TOKYO (Reuters) -Japan said on Thursday it was not currently looking to prioritise COVID-19 vaccines for Olympic athletes, dismissing a media report that sparked a social media outcry since the country’s inoculations are trailing other major economies.
Only a million people have received the first dose of the Pfizer vaccine since February, out of Japan’s population of 126 million, and the more vulnerable elderly do not even start getting their shots until next week.
New infections have spiked ahead of the Olympics, which are set to start in July. Tokyo saw 545 new cases on Thursday and its governor said she would ask the central government to impose emergency measures in the capital region.
A Kyodo news agency report, citing government officials said Japan has begun looking into the possibility of ensuring its Olympic and Paralympic athletes are all vaccinated by the end of June.
While the government has said it will push ahead with the Olympics as planned from July 23, a vast majority of Japanese want the Games to be cancelled or postponed again.
The outrage on social media continued despite Chief Cabinet Secretary Katsunobu Kato denying the report and saying that the government was not looking to give priority to athletes.
Others noted that Japan’s original plan gives priority to medical workers, the elderly, and those with chronic conditions, with ordinary citizens unlikely to get theirs before the summer.

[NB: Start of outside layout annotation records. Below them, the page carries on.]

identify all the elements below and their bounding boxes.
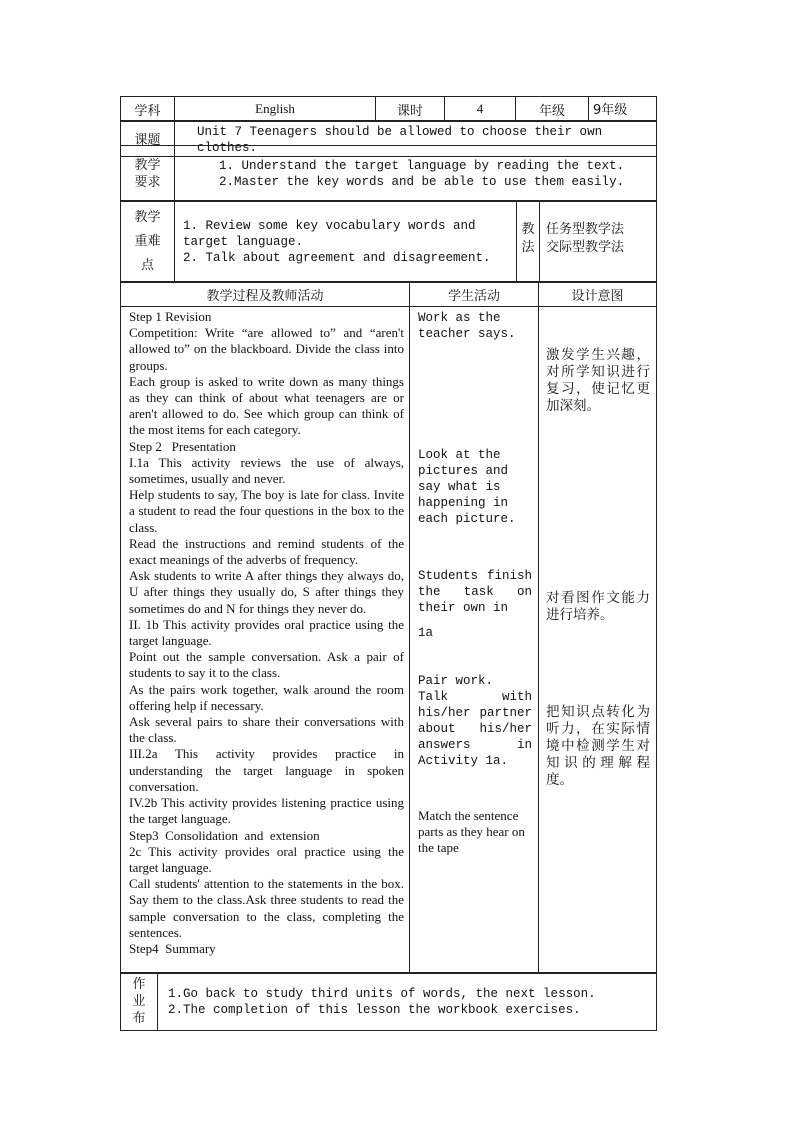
student-block-5: Match the sentence parts as they hear on the tape bbox=[418, 808, 525, 856]
teacher-line-16: 2c This activity provides oral practice using the target language. bbox=[129, 843, 404, 875]
student-block-3b: 1a bbox=[418, 626, 434, 640]
subject-value: English bbox=[175, 97, 376, 122]
design-block-1: 激发学生兴趣，对所学知识进行复习，使记忆更加深刻。 bbox=[546, 347, 650, 414]
design-block-3: 把知识点转化为听力，在实际情境中检测学生对知识的理解程度。 bbox=[546, 704, 650, 788]
key-points-label bbox=[121, 201, 175, 283]
header-row bbox=[120, 96, 657, 122]
teacher-line-3: Each group is asked to write down as many things as they can think of about what teenagers are or aren't allowed to do. See which group can think of the most items for each category. bbox=[129, 373, 404, 438]
teacher-line-15: Step3 Consolidation and extension bbox=[129, 827, 320, 843]
teacher-line-4: Step 2 Presentation bbox=[129, 438, 236, 454]
requirements-list bbox=[175, 146, 657, 202]
homework-label bbox=[121, 973, 158, 1031]
grade-label: 年级 bbox=[516, 97, 589, 122]
teacher-activity-header: 教学过程及教师活动 bbox=[121, 282, 410, 307]
method-label-line2: 法 bbox=[521, 240, 535, 255]
key-point-item-1: 1. Review some key vocabulary words and target language. bbox=[183, 218, 476, 249]
process-table bbox=[120, 281, 657, 974]
key-points-list bbox=[175, 201, 517, 283]
requirements-label-line1: 教学 bbox=[134, 157, 161, 173]
student-block-3: Students finish the task on their own in bbox=[418, 569, 532, 615]
requirement-item-2: 2.Master the key words and be able to use them easily. bbox=[219, 175, 625, 189]
teacher-line-7: Read the instructions and remind students of the exact meanings of the adverbs of frequency. bbox=[129, 535, 404, 568]
method-label-line1: 教 bbox=[521, 222, 535, 237]
homework-item-1: 1.Go back to study third units of words, the next lesson. bbox=[168, 986, 596, 1001]
subject-label: 学科 bbox=[121, 97, 175, 122]
student-block-2: Look at the pictures and say what is happening in each picture. bbox=[418, 448, 516, 526]
method-list bbox=[540, 201, 657, 283]
student-block-1: Work as the teacher says. bbox=[418, 311, 516, 341]
requirements-label-line2: 要求 bbox=[134, 174, 161, 190]
teacher-line-13: III.2a This activity provides practice in understanding the target language in spoken conversation. bbox=[129, 746, 404, 794]
student-block-4a: Pair work. bbox=[418, 674, 494, 688]
key-points-label-line1: 教学 bbox=[134, 209, 161, 225]
teacher-line-1: Step 1 Revision bbox=[129, 309, 212, 324]
student-activity-header: 学生活动 bbox=[410, 282, 539, 307]
key-point-item-2: 2. Talk about agreement and disagreement. bbox=[183, 250, 491, 265]
homework-list bbox=[158, 973, 657, 1031]
design-intent-header: 设计意图 bbox=[539, 282, 657, 307]
student-block-4b: Talk with his/her partner about his/her answers in Activity 1a. bbox=[418, 690, 532, 768]
teacher-line-18: Step4 Summary bbox=[129, 940, 216, 956]
teacher-line-12: Ask several pairs to share their conversations with the class. bbox=[129, 714, 404, 746]
homework-label-line2: 业 bbox=[132, 994, 146, 1009]
teacher-activity-cell bbox=[121, 307, 410, 974]
teacher-line-14: IV.2b This activity provides listening practice using the target language. bbox=[129, 795, 404, 827]
requirement-item-1: 1. Understand the target language by reading the text. bbox=[219, 159, 625, 173]
method-item-2: 交际型教学法 bbox=[546, 240, 625, 255]
key-points-label-line3: 点 bbox=[140, 257, 154, 273]
period-label: 课时 bbox=[376, 97, 445, 122]
method-label bbox=[517, 201, 540, 283]
design-intent-cell bbox=[539, 307, 657, 974]
teacher-line-11: As the pairs work together, walk around the room offering help if necessary. bbox=[129, 681, 404, 713]
requirements-label bbox=[121, 146, 175, 202]
key-points-row bbox=[120, 200, 657, 283]
teacher-line-5: I.1a This activity reviews the use of always, sometimes, usually and never. bbox=[129, 454, 404, 487]
design-block-2: 对看图作文能力进行培养。 bbox=[546, 590, 650, 623]
teacher-line-10: Point out the sample conversation. Ask a pair of students to say it to the class. bbox=[129, 649, 404, 681]
student-activity-cell bbox=[410, 307, 539, 974]
homework-item-2: 2.The completion of this lesson the workbook exercises. bbox=[168, 1002, 581, 1017]
homework-row bbox=[120, 972, 657, 1031]
teacher-line-17: Call students' attention to the statements in the box. Say them to the class.Ask three students to read the sample conversation to the class, completing the sentences. bbox=[129, 876, 404, 940]
topic-label: 课题 bbox=[121, 121, 175, 157]
topic-value: Unit 7 Teenagers should be allowed to choose their own clothes. bbox=[175, 121, 657, 157]
homework-label-line3: 布 bbox=[132, 1011, 146, 1026]
period-value: 4 bbox=[445, 97, 516, 122]
key-points-label-line2: 重难 bbox=[134, 233, 161, 249]
homework-label-line1: 作 bbox=[132, 977, 146, 992]
method-item-1: 任务型教学法 bbox=[546, 222, 625, 237]
teacher-line-9: II. 1b This activity provides oral practice using the target language. bbox=[129, 616, 404, 649]
teacher-line-2: Competition: Write “are allowed to” and “aren't allowed to” on the blackboard. Divide the class into groups. bbox=[129, 325, 404, 373]
requirements-row bbox=[120, 145, 657, 202]
grade-value: 9年级 bbox=[589, 97, 657, 122]
teacher-line-6: Help students to say, The boy is late for class. Invite a student to read the four questions in the box to the class. bbox=[129, 487, 404, 535]
teacher-line-8: Ask students to write A after things they always do, U after things they usually do, S after things they sometimes do and N for things they never do. bbox=[129, 568, 404, 616]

A number of test events for some sports have recently been cancelled or postponed due to concerns about the pandemic, and on Tuesday leading business executive Hiroshi Mikitani wrote on Twitter that holding the Games was “risky”.
Even so, much of corporate Japan is still mobilized behind the Olympics. Atsushi Katsuki, the CEO of Asahi Group, said he stood by holding the Games and that the leading beer maker had benefited from being a sponsor.